How to play default password hash generated by asp.net MVC by default

Question

How to play default password hash generated by asp.net MVC by default

I use the default asp.net MVC 4 membership system, and the client needs to send a signature, including its hashed password, for authentication.

I need to hash the password just like a hashed password by the server.

private static bool IsAuthenticated(string hashedPassword, string message, string signature) { if (string.IsNullOrEmpty(hashedPassword)) return false; var verifiedHash = ComputeHash(hashedPassword, message); if (signature != null && signature.Equals(verifiedHash)) return true; return false; }

So, how can I reproduce a hashed password, for example, a saved password in a database?

+4

asp.net asp.net-mvc asp.net-mvc-4 hash asp.net-membership

Gazme Dec 26 '12 at 8:15

source share

4 answers

Esteban elverdin · Answer 1 · 2012-12-30T02:17:48+0000

I'm not sure if I understand your question, but there is no need to compare hashed passwords. Membership already has a method to validate the user, you should just use

 Membership.ValidateUser(username, password)

If you use a membership provider and forms authentication, you can check if the user has already been registered

  User.Identity.IsAuthenticated

phil soady · Answer 2 · 2012-12-30T06:25:30+0000

See the System.Web.Helpers.Crypto Class HashPassword Method. The SimpleMemberShip provider uses this class for cryptographic services.

You can just read the entry from the database :-)

for more information see http://msdn.microsoft.com/en-us/library/system.web.helpers.crypto%28v=vs.111%29.aspx

By the way, do not forget to consider the SALT. Does your process require you to combine Pass and salt before hashing?
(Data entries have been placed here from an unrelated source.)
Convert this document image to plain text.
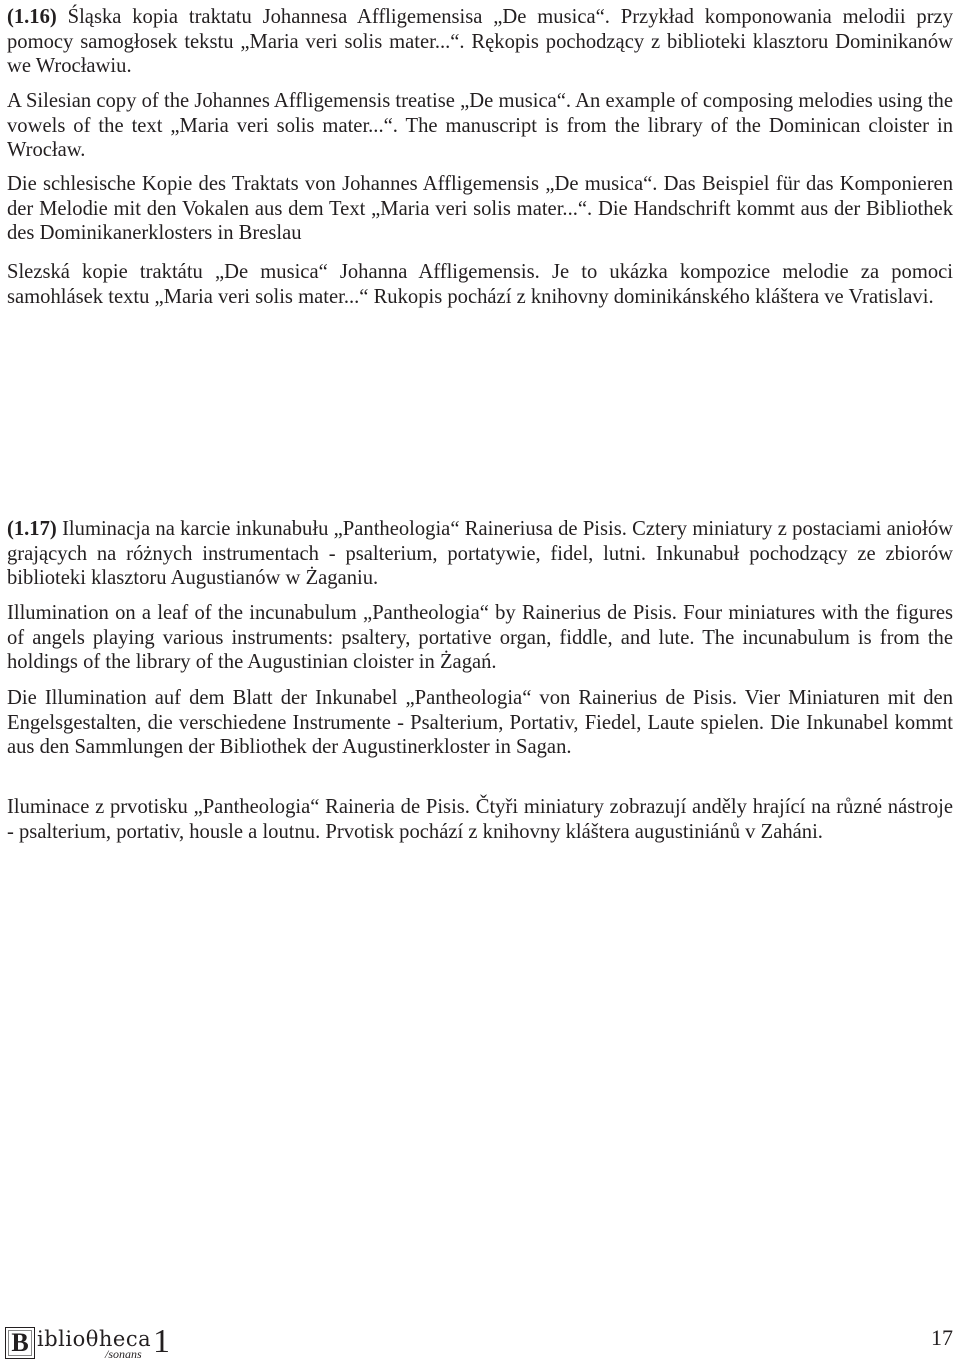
(1.16) Śląska kopia traktatu Johannesa Affligemensisa „De musica“. Przykład komponowania melodii przy pomocy samogłosek tekstu „Maria veri solis mater...“. Rękopis pochodzący z biblioteki klasztoru Dominikanów we Wrocławiu.

A Silesian copy of the Johannes Affligemensis treatise „De musica“. An example of composing melodies using the vowels of the text „Maria veri solis mater...“. The manuscript is from the library of the Dominican cloister in Wrocław.

Die schlesische Kopie des Traktats von Johannes Affligemensis „De musica“. Das Beispiel für das Komponieren der Melodie mit den Vokalen aus dem Text „Maria veri solis mater...“. Die Handschrift kommt aus der Bibliothek des Dominikanerklosters in Breslau

Slezská kopie traktátu „De musica“ Johanna Affligemensis. Je to ukázka kompozice melodie za pomoci samohlásek textu „Maria veri solis mater...“ Rukopis pochází z knihovny dominikánského kláštera ve Vratislavi.

(1.17) Iluminacja na karcie inkunabułu „Pantheologia“ Raineriusa de Pisis. Cztery miniatury z postaciami aniołów grających na różnych instrumentach - psalterium, portatywie, fidel, lutni. Inkunabuł pochodzący ze zbiorów biblioteki klasztoru Augustianów w Żaganiu.

Illumination on a leaf of the incunabulum „Pantheologia“ by Rainerius de Pisis. Four miniatures with the figures of angels playing various instruments: psaltery, portative organ, fiddle, and lute. The incunabulum is from the holdings of the library of the Augustinian cloister in Żagań.

Die Illumination auf dem Blatt der Inkunabel „Pantheologia“ von Rainerius de Pisis. Vier Miniaturen mit den Engelsgestalten, die verschiedene Instrumente - Psalterium, Portativ, Fiedel, Laute spielen. Die Inkunabel kommt aus den Sammlungen der Bibliothek der Augustinerkloster in Sagan.

Iluminace z prvotisku „Pantheologia“ Raineria de Pisis. Čtyři miniatury zobrazují anděly hrající na různé nástroje - psalterium, portativ, housle a loutnu. Prvotisk pochází z knihovny kláštera augustiniánů v Zaháni.

B iblioθheca
/sonans 1	17
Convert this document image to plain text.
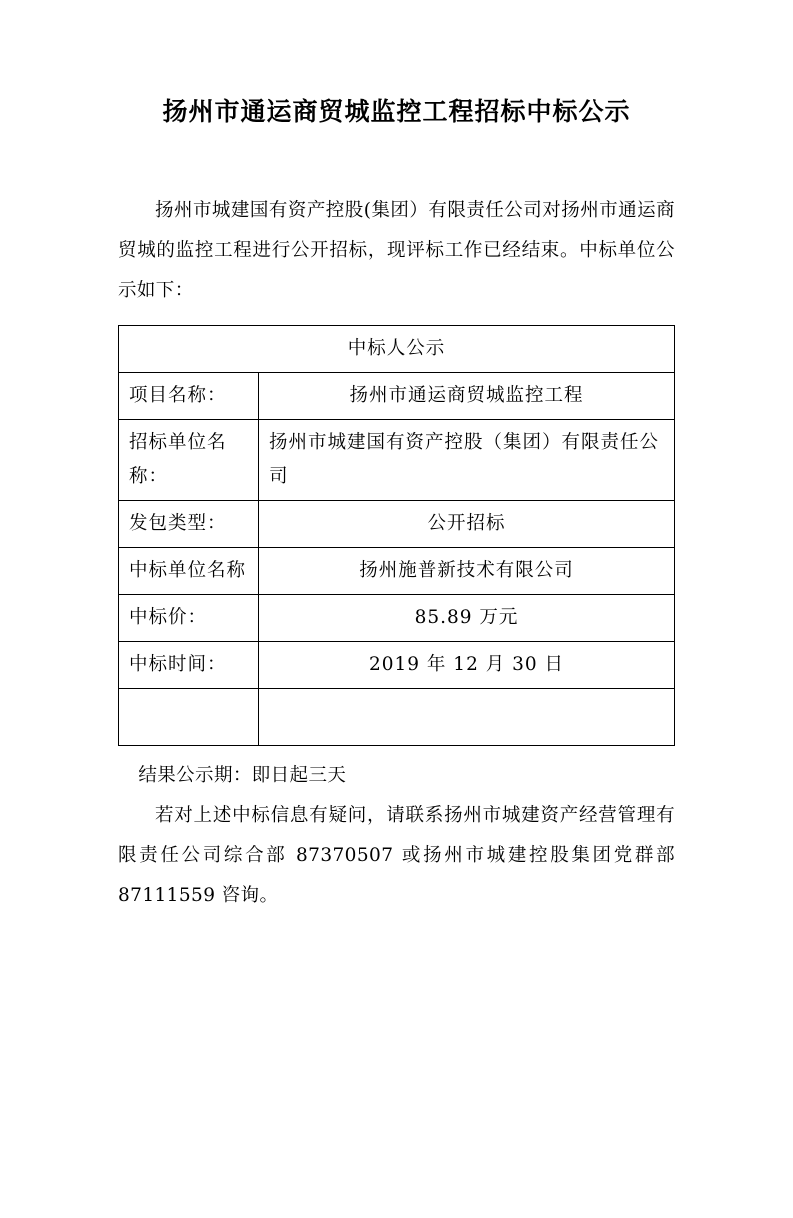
扬州市通运商贸城监控工程招标中标公示

扬州市城建国有资产控股(集团）有限责任公司对扬州市通运商贸城的监控工程进行公开招标，现评标工作已经结束。中标单位公示如下：

中标人公示	
项目名称：	扬州市通运商贸城监控工程
招标单位名称：	扬州市城建国有资产控股（集团）有限责任公司
发包类型：	公开招标
中标单位名称	扬州施普新技术有限公司
中标价：	85.89 万元
中标时间：	2019 年 12 月 30 日

结果公示期：即日起三天

若对上述中标信息有疑问，请联系扬州市城建资产经营管理有限责任公司综合部 87370507 或扬州市城建控股集团党群部 87111559 咨询。
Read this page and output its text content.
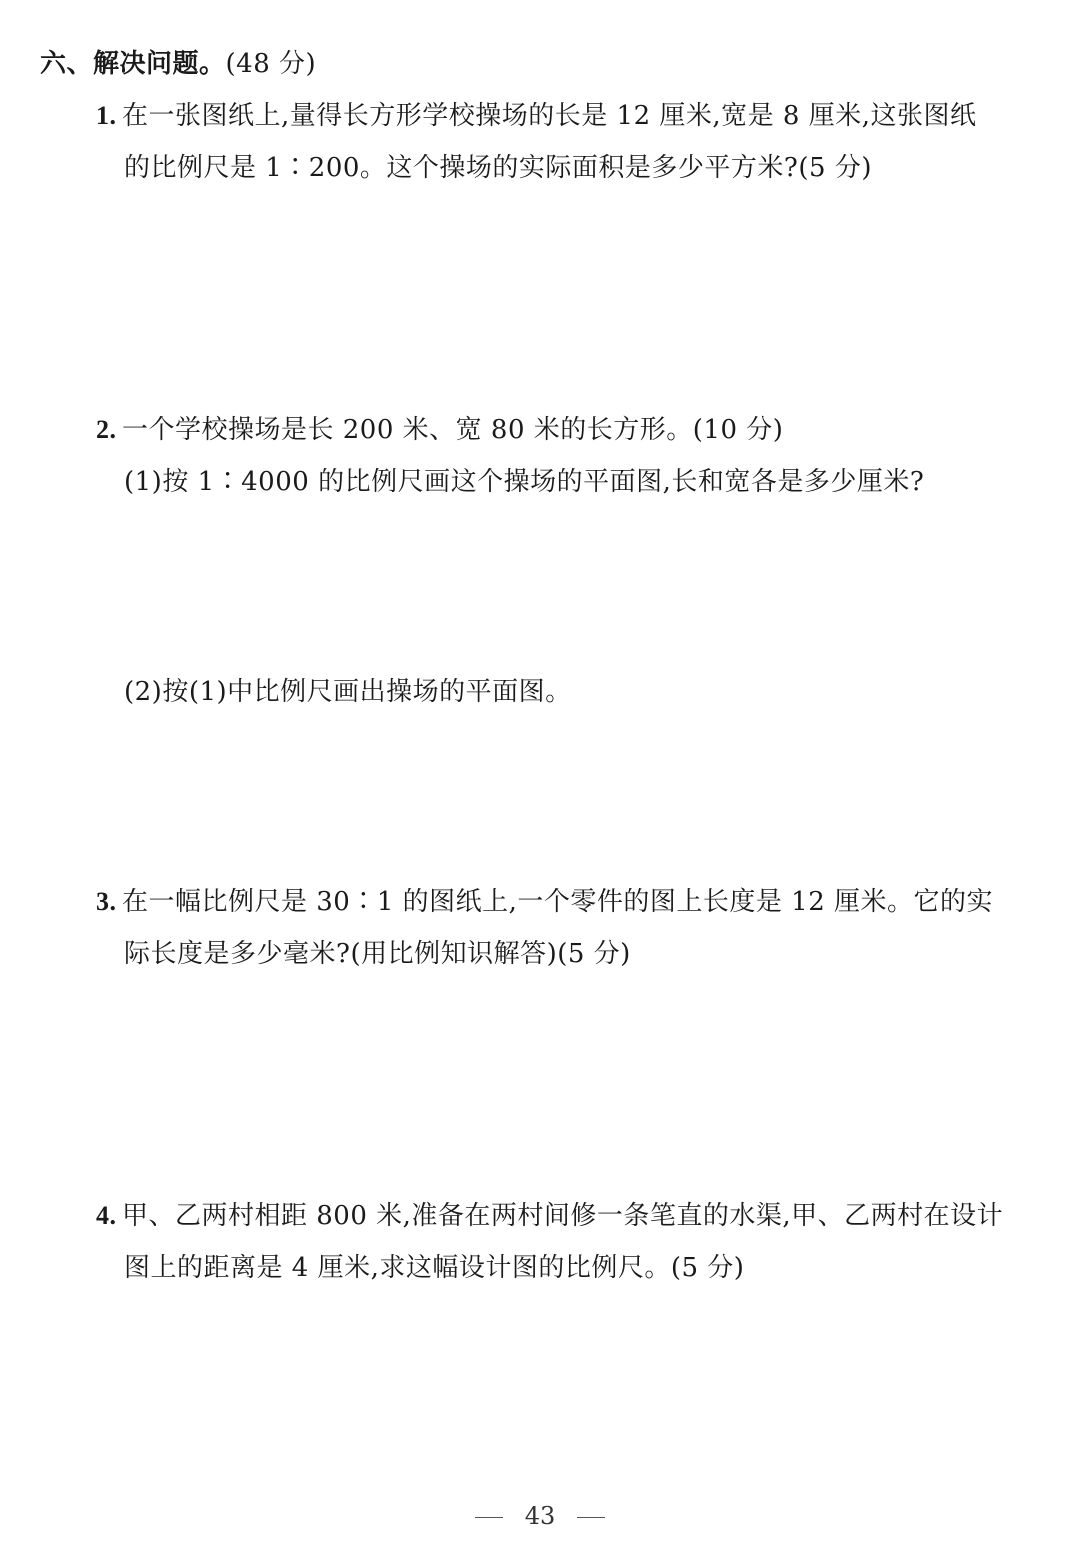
六、解决问题。(48 分)
1. 在一张图纸上,量得长方形学校操场的长是 12 厘米,宽是 8 厘米,这张图纸
的比例尺是 1∶200。这个操场的实际面积是多少平方米?(5 分)
2. 一个学校操场是长 200 米、宽 80 米的长方形。(10 分)
(1)按 1∶4000 的比例尺画这个操场的平面图,长和宽各是多少厘米?
(2)按(1)中比例尺画出操场的平面图。
3. 在一幅比例尺是 30∶1 的图纸上,一个零件的图上长度是 12 厘米。它的实
际长度是多少毫米?(用比例知识解答)(5 分)
4. 甲、乙两村相距 800 米,准备在两村间修一条笔直的水渠,甲、乙两村在设计
图上的距离是 4 厘米,求这幅设计图的比例尺。(5 分)
43
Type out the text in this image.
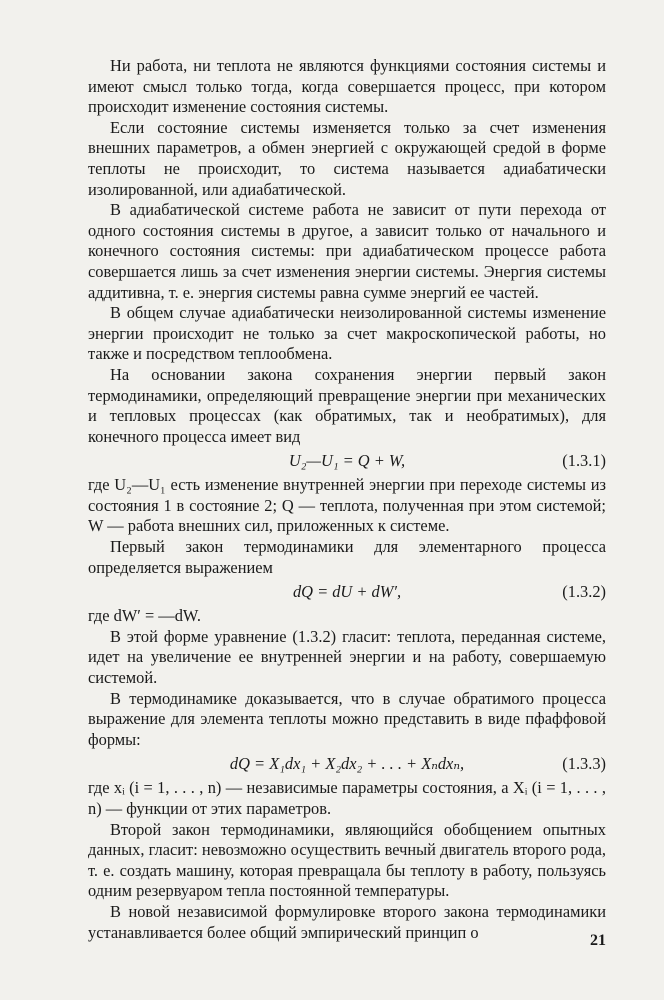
Ни работа, ни теплота не являются функциями состояния системы и имеют смысл только тогда, когда совершается процесс, при котором происходит изменение состояния системы.

Если состояние системы изменяется только за счет изменения внешних параметров, а обмен энергией с окружающей средой в форме теплоты не происходит, то система называется адиабатически изолированной, или адиабатической.

В адиабатической системе работа не зависит от пути перехода от одного состояния системы в другое, а зависит только от начального и конечного состояния системы: при адиабатическом процессе работа совершается лишь за счет изменения энергии системы. Энергия системы аддитивна, т. е. энергия системы равна сумме энергий ее частей.

В общем случае адиабатически неизолированной системы изменение энергии происходит не только за счет макроскопической работы, но также и посредством теплообмена.

На основании закона сохранения энергии первый закон термодинамики, определяющий превращение энергии при механических и тепловых процессах (как обратимых, так и необратимых), для конечного процесса имеет вид

U₂—U₁ = Q + W,	(1.3.1)

где U₂—U₁ есть изменение внутренней энергии при переходе системы из состояния 1 в состояние 2; Q — теплота, полученная при этом системой; W — работа внешних сил, приложенных к системе.

Первый закон термодинамики для элементарного процесса определяется выражением

dQ = dU + dW′,	(1.3.2)

где dW′ = —dW.

В этой форме уравнение (1.3.2) гласит: теплота, переданная системе, идет на увеличение ее внутренней энергии и на работу, совершаемую системой.

В термодинамике доказывается, что в случае обратимого процесса выражение для элемента теплоты можно представить в виде пфаффовой формы:

dQ = X₁dx₁ + X₂dx₂ + . . . + Xₙdxₙ,	(1.3.3)

где xᵢ (i = 1, . . . , n) — независимые параметры состояния, а Xᵢ (i = 1, . . . , n) — функции от этих параметров.

Второй закон термодинамики, являющийся обобщением опытных данных, гласит: невозможно осуществить вечный двигатель второго рода, т. е. создать машину, которая превращала бы теплоту в работу, пользуясь одним резервуаром тепла постоянной температуры.

В новой независимой формулировке второго закона термодинамики устанавливается более общий эмпирический принцип о	21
MonkeyBonkey · Answer 3 · 2013-01-11T17:52:32+0000

.net The membership provider uses the base64 encoded HMACSHA1 hash. You can recreate the same hash using only client-side javascript. The trick is to have your password and hash key the same, and also use utf-16le encoding. Here the solution uses crypto-js. I don’t know why the crypto-js utf-16le function does not give the same result, so I use a different utf function.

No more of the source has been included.